Since then, the machines keep crashing with either kernel trap 9 or 12.
Configuration did not change other than upgrading the hardware, and
updating the Firmware to the latest snapshot to see if the crashes disappear.
A crash usual occurs shortly after the both nodes have come online, which
makes me think it might be related to CARP VIPs. In case the machines
keep running for more than a few minutes, I switch CARP off and on again
repeatedly to trigger the issue. Usually after 1-3 cycles another crash occurs.
It's always one node crashing, the other keeps running - not always the
same node, though.
I attached a few screenshots of trap messages with different trap numbers
and "current process" lines, including the related backtrace (if available).
There's been more than those four occurrences, I just picked a random few to show.
The interface mentioned in "current process" sometimes varies, too, I remember
seeing em5 and em7, both on the newly added 4-port NIC. Sorry there's no backtrace
for the first trap.
Thought hardware info might be a good idea, too, here's the output of pciconf -l | grep em
(identical on both machines):
em0@pci0:11:0:0: class=0x020000 card=0x704b103c chip=0x10bc8086 rev=0x06 hdr=0x00 em1@pci0:11:0:1: class=0x020000 card=0x704b103c chip=0x10bc8086 rev=0x06 hdr=0x00 em2@pci0:10:0:0: class=0x020000 card=0x704b103c chip=0x10bc8086 rev=0x06 hdr=0x00 em3@pci0:10:0:1: class=0x020000 card=0x704b103c chip=0x10bc8086 rev=0x06 hdr=0x00 em4@pci0:7:0:0: class=0x020000 card=0x704b103c chip=0x10bc8086 rev=0x06 hdr=0x00 em5@pci0:7:0:1: class=0x020000 card=0x704b103c chip=0x10bc8086 rev=0x06 hdr=0x00 em6@pci0:6:0:0: class=0x020000 card=0x704b103c chip=0x10bc8086 rev=0x06 hdr=0x00 em7@pci0:6:0:1: class=0x020000 card=0x704b103c chip=0x10bc8086 rev=0x06 hdr=0x00
em0-3 is the NIC that's been there since always, em4-7 is the newly installed.

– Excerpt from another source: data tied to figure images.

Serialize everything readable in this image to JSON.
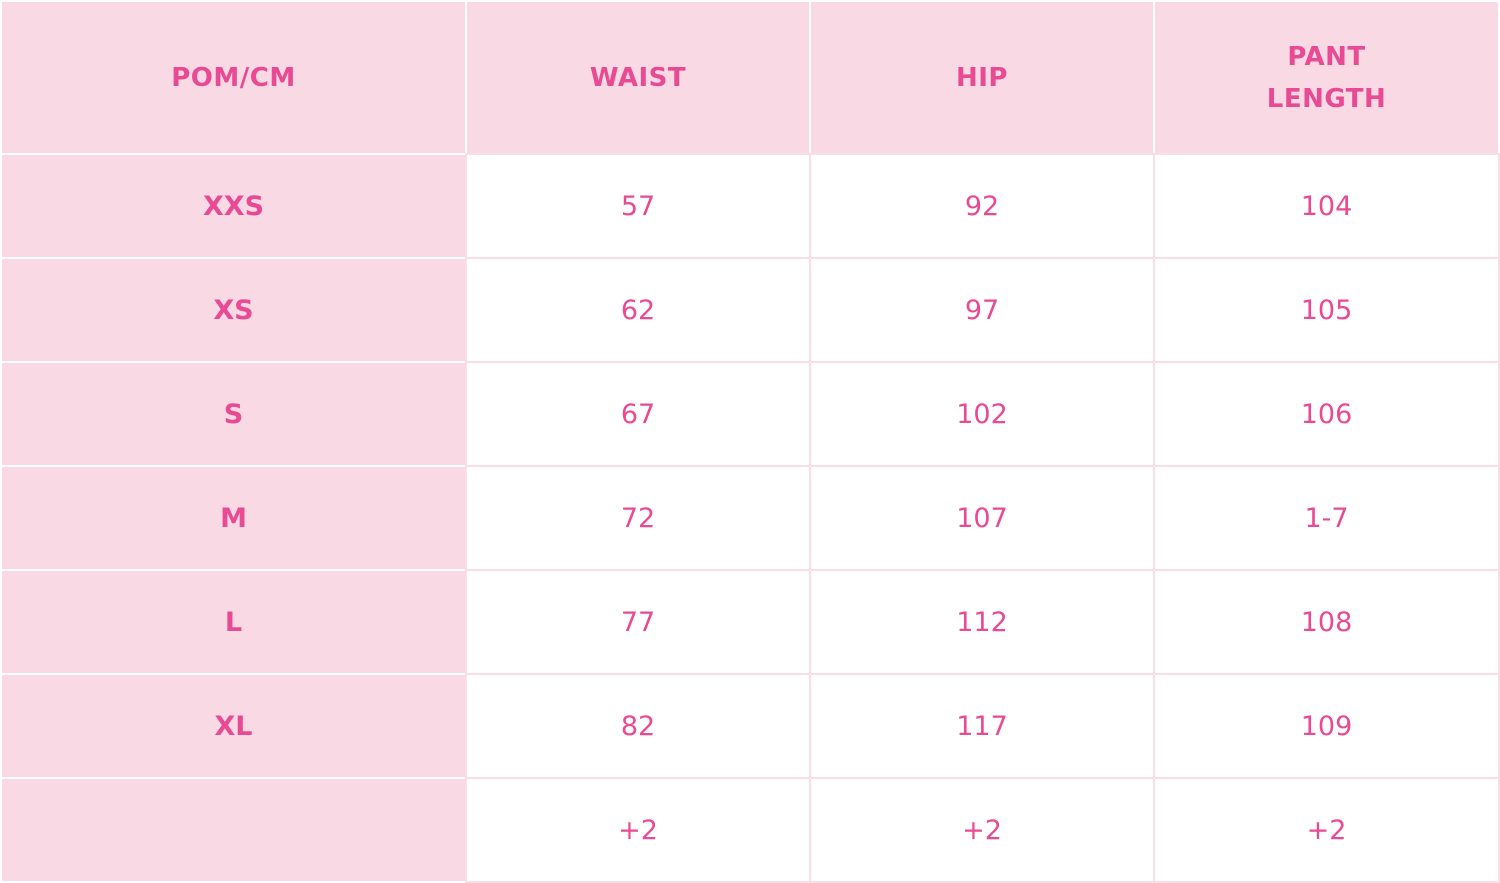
{
  "colors": {
    "accent": "#e84a93",
    "header_bg": "#f9d9e4"
  },
  "headers": [
    "POM/CM",
    "WAIST",
    "HIP",
    "PANT\nLENGTH"
  ],
  "rows": [
    {
      "size": "XXS",
      "waist": "57",
      "hip": "92",
      "pant_length": "104"
    },
    {
      "size": "XS",
      "waist": "62",
      "hip": "97",
      "pant_length": "105"
    },
    {
      "size": "S",
      "waist": "67",
      "hip": "102",
      "pant_length": "106"
    },
    {
      "size": "M",
      "waist": "72",
      "hip": "107",
      "pant_length": "1-7"
    },
    {
      "size": "L",
      "waist": "77",
      "hip": "112",
      "pant_length": "108"
    },
    {
      "size": "XL",
      "waist": "82",
      "hip": "117",
      "pant_length": "109"
    },
    {
      "size": "",
      "waist": "+2",
      "hip": "+2",
      "pant_length": "+2"
    }
  ]
}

This issue is very severe to us, as it keeps us from using the machines at all.
Files
Updated by Jim Pingle over 13 years ago
- Status changed from New to Rejected
Please post on the forum for help diagnosing such issues, since often there are configuration tweaks that can mitigate such panics. They aren't necessarily anything we can do about at the driver level.
See also http://doc.pfsense.org/index.php/Tuning_and_Troubleshooting_Network_Cards - especially the part about em/igb queues.
Updated by Andreas Bochem over 13 years ago
Sorry for posting in the wrong place. And thanks for providing the pointer to more info!